Может, она и права, подумал Томас. Он подыскивал слова и даже мысли, которые Лина могла бы понять. Нет, никогда ей не понять, почему он должен все изведать, даже плохое. Почему именно ему дано такое право,
Он вдруг взял обеими руками ее лицо и поцеловал в глаза. Лина его оттолкнула; она была скорее несчастна, чем разгневана.
— Оставь это, Томас, иди.
За дверью Томас прислушался, не плачет ли она. Лина его не окликнула. Если она и плакала, то, наверно, уткнувшись лицом в подушку.
Через день он снова увиделся с Линой, но не с глазу на глаз, а на собрании, которое срочно созвал профсоюз. Он и теперь удивлялся Лине, так же как удивлялся в начале их знакомства. Ее взгляд и голос трогали его. Ему опять бросилось в глаза то, что он уже и раньше замечал: грубые и упрямые люди, которые вовсе не могли быть согласны с тем, что она говорила, спокойно ее слушали и, казалось, были так же захвачены, как он, Томас. Дело в том, говорил себе Томас, что все чувствуют: она говорит, как думает. И тот, кто придерживается другого мнения, не сомневается: Лина верит во все, что говорит.

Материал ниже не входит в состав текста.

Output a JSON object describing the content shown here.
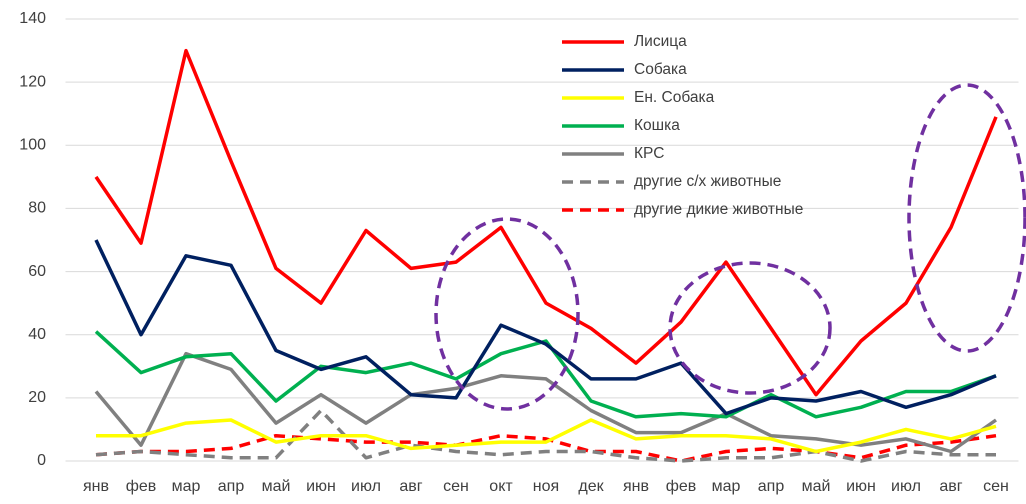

Перед ее выступлением Штрукс объяснил:
— Если мы будем выполнять норму, которую Улих шутя перевыполняет вдвое, а то и втрое, и вся бригада начнет процветать, то наша совесть и тем более наше государство потребуют установления новых норм.

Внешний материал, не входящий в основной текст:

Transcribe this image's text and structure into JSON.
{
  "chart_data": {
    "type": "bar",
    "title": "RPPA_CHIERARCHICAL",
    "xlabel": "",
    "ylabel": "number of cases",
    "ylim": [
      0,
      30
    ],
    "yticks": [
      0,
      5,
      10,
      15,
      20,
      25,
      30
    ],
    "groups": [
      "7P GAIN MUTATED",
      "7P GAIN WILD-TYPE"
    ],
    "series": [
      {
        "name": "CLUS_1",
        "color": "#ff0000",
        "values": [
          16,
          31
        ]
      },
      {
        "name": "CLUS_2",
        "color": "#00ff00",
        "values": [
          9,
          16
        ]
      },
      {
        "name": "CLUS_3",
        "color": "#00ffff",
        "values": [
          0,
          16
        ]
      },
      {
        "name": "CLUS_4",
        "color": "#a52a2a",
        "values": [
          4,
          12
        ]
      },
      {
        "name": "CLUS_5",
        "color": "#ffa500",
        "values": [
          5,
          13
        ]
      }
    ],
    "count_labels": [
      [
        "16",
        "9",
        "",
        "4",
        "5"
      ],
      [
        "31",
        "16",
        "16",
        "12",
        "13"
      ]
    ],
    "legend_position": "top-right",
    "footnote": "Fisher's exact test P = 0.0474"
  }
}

На это Улих с места крикнул:
— Слыхали? Мы, значит, не должны процветать!
Он, Улих, сам заметит, сказал Штрукс, что все подешевеет, как только увеличится выпуск продукции, здесь и везде, сразу, и это единственное, что даст им возможность все покупать по более дешевым ценам.
Участники собрания наперебой стали просить слова. Большинство, несмотря на ругань и насмешки, поддерживали Улиха, который попросил слова первым и, не повышая голоса, как будто у него на это не было ни сил, ни охоты, словно бы скучливо, но достаточно веско заявил: он-де не станет надрываться ради того, чтобы год или два ждать, покуда клок мяса подешевеет на несколько пфеннигов. Прежде всего ему важно, чтобы товарищи, здесь собравшиеся, поняли одно: в свое время он надрывался, потому что ему нужны были деньги для особых целей, ведь не мог же он предположить, что сегодня то, чего он добился с такими усилиями, сделают нормой.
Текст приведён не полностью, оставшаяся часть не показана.